- Was ist Abschreibung (AfA)?
- AfA (Absetzung für Abnutzung) verteilt die Anschaffungskosten eines Wirtschaftsguts über seine Nutzungsdauer und mindert so den steuerlichen Gewinn jährlich. Sie erfasst den Wertverlust durch Verschleiß, Alterung oder wirtschaftliche Entwertung.
- Was ist lineare Abschreibung und wann wird sie verwendet?
- Bei der linearen AfA wird jedes Jahr derselbe Betrag abgeschrieben: Abschreibungsbetrag = (Anschaffungskosten − Restwert) ÷ Nutzungsdauer. Sie ist die in Deutschland am häufigsten angewendete Methode und für die meisten Wirtschaftsgüter zulässig.
- Was ist degressive Abschreibung?
- Bei der degressiven AfA ist der Abschreibungsbetrag anfangs höher und sinkt jährlich, da ein fester Prozentsatz immer vom aktuellen Restwert berechnet wird. In Deutschland ist sie seit dem Wachstumschancengesetz 2024 wieder zulässig (25 %, max. das 2,5-Fache der linearen Rate).
- Welche Nutzungsdauer gilt für welches Gut? (AfA-Tabellen)

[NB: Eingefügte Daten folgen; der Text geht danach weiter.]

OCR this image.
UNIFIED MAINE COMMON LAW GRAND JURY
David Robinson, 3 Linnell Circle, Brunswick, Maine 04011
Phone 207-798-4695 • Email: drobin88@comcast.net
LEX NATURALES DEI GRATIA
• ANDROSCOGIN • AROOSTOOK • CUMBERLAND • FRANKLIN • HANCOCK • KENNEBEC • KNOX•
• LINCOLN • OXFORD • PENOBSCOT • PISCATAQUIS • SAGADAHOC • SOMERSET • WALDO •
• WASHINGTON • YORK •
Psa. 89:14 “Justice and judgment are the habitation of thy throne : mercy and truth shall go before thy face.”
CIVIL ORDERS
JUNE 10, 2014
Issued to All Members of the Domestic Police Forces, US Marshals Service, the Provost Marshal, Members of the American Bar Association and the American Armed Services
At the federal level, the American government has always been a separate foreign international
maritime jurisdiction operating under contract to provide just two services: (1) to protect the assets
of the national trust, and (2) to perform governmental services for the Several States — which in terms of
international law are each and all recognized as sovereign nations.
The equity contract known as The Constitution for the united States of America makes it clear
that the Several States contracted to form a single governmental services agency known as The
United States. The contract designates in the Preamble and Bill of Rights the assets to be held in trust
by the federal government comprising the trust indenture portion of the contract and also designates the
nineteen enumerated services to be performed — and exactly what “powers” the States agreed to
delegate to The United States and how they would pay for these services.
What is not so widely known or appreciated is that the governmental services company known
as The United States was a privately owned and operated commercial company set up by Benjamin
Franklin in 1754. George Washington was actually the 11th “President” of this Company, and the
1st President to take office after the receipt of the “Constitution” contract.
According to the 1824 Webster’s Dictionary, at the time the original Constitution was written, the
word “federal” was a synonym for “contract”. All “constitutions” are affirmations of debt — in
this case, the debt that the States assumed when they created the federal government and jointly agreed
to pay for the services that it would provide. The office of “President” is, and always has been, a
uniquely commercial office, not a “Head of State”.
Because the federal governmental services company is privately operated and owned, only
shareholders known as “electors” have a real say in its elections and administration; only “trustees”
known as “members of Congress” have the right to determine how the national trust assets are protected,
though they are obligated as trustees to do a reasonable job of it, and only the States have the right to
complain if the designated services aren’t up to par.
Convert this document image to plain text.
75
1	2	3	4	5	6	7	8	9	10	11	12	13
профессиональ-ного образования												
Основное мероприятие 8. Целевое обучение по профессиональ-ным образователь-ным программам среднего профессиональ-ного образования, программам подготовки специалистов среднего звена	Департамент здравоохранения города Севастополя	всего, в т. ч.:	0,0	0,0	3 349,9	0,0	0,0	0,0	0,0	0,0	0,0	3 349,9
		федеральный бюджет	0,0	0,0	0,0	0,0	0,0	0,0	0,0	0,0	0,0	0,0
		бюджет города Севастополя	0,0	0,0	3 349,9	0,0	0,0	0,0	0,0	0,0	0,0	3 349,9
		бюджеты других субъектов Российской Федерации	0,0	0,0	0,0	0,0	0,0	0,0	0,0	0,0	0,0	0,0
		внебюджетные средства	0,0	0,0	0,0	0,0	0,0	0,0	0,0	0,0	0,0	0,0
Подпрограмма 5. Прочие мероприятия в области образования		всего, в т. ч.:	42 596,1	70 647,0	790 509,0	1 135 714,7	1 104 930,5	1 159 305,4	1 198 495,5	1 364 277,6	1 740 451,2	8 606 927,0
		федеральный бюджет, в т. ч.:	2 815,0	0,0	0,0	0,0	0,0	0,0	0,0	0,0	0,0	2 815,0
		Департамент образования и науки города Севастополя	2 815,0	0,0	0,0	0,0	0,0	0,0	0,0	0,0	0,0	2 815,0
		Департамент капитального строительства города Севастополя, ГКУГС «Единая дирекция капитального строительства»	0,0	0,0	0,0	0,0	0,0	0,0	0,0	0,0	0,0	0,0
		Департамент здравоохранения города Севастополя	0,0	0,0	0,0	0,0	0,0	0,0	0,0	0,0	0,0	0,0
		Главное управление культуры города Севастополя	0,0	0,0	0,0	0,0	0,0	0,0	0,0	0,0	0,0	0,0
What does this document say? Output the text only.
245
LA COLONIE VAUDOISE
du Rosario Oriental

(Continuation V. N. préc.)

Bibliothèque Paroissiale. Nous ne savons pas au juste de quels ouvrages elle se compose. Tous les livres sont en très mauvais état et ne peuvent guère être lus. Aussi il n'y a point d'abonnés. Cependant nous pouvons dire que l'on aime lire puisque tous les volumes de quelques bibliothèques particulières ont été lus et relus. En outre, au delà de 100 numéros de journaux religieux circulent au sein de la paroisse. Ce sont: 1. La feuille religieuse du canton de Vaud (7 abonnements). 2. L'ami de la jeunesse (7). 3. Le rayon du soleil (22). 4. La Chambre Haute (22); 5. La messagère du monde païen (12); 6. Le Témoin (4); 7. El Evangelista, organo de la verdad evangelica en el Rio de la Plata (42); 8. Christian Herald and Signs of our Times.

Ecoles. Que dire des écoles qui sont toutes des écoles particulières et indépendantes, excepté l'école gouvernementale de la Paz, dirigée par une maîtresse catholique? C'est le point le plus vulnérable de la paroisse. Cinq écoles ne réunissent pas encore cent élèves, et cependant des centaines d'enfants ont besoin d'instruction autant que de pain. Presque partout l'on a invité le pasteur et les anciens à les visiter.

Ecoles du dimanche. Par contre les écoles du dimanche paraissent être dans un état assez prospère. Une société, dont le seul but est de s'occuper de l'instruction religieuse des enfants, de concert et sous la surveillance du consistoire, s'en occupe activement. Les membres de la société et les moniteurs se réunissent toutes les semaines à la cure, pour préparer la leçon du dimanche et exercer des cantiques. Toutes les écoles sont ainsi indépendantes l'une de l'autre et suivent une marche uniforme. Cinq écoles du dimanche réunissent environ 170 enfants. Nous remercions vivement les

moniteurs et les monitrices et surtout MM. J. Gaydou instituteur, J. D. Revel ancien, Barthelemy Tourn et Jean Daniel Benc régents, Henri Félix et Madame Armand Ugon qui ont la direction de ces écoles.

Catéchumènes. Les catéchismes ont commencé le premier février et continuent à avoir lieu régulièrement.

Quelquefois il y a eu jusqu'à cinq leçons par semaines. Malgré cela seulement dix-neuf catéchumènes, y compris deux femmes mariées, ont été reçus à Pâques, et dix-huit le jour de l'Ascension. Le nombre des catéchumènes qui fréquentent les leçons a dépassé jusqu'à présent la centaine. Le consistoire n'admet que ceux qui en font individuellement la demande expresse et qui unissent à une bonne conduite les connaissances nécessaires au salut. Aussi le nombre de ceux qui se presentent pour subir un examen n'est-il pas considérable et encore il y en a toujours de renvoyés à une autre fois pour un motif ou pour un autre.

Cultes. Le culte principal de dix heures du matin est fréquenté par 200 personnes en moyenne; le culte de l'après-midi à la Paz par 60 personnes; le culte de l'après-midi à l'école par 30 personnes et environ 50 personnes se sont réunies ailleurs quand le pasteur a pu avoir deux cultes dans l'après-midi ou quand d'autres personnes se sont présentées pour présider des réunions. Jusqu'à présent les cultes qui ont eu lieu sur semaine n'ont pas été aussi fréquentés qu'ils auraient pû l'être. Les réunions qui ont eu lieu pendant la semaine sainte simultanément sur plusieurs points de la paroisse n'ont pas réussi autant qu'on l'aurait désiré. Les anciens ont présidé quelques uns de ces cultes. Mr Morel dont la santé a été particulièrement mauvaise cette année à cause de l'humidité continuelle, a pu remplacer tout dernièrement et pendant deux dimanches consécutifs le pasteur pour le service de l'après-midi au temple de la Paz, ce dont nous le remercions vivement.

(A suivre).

- Die AfA-Tabellen des Bundesministeriums der Finanzen (BMF) geben verbindliche Richtwerte: Laptop/Computer 1 Jahr (GWG) oder 3 Jahre, PKW 6 Jahre, Büromöbel 13 Jahre, Maschinen 7–15 Jahre, Gebäude 33–50 Jahre. Die AfA-Tabellen sind auf der BMF-Website kostenlos verfügbar.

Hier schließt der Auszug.